What causes TDS to be high in water?

The dissolved solids (TDS) in drinking water come from natural sources, wastewater, urban runoff, industrial discharges, chemicals & compounds used in the filtration process, and the pipes or plumbing used to transport the water.

Can boiling water reduce TDS?

There is no impact of boiling on the mineral composition of water or TDS. Boiling can only eliminate microbes and impurities whose boiling point is lesser than that of water (100ºC). Since dissolved solids like calcium have much higher boiling points, they stay in drinking water after boiling and pose health threats.

You should use an RO filter or distiller to reduce TDS effectively. 

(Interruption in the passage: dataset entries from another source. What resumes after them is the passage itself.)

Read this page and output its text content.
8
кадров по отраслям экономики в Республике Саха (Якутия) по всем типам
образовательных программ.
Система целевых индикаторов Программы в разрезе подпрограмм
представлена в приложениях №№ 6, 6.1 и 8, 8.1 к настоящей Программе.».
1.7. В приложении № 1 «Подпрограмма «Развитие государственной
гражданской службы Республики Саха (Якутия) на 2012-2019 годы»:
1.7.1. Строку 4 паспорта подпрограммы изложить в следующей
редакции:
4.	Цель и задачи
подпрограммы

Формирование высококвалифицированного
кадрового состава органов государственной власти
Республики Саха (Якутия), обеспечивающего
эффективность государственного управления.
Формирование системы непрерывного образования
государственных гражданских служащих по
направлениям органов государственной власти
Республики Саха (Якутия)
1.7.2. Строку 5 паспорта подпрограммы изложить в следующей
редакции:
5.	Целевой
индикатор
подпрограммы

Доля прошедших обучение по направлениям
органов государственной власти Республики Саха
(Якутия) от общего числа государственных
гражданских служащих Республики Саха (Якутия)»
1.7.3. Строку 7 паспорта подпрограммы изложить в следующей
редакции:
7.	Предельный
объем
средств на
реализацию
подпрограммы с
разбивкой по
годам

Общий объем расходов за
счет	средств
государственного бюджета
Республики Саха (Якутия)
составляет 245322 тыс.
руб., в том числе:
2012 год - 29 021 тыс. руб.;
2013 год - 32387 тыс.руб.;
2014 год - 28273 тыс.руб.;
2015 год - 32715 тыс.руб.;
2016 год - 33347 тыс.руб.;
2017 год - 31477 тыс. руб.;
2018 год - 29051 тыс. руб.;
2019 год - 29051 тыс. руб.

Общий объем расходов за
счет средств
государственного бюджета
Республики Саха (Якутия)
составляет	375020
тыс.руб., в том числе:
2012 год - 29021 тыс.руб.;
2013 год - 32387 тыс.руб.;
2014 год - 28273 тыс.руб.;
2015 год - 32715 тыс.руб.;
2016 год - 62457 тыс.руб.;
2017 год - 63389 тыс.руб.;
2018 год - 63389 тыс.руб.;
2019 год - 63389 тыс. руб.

4 thoughts on “How To Reduce TDS In Water: 3 Practical Solutions (2024)”

  1. Dear AquaProfessor,

    I am on well water and I have measured TDS at about 450 – 500 ppm. I would like to significantly reduce that number for health reasons. As I am also looking at a combo Boiler / DHW unit that requires <500ppm TDS. Thus I am considering a whole-house system. There are 2 people in our house so our total water usage is limited.

    I am interested in either the Nanofiltration or RO approaches you mention above. I see quite a few RO systems, but have not found many Nanofiltration systems. Can you recommend a manufacturer or specific Nanofiltration system? Also is it possible to easily contrast the ongoing cost of the two approaches? I am less concerned about the initial installation cost.

    I would be indebted for any information you might be able to share!

    1. I could recommend Waterdrop for RO+NF systems but do remember that TDS doesn’t indicate water quality. See the presence of excess minerals (hardness, iron, sulfur) or contaminants like E.coli and then decide what treatment unit you need.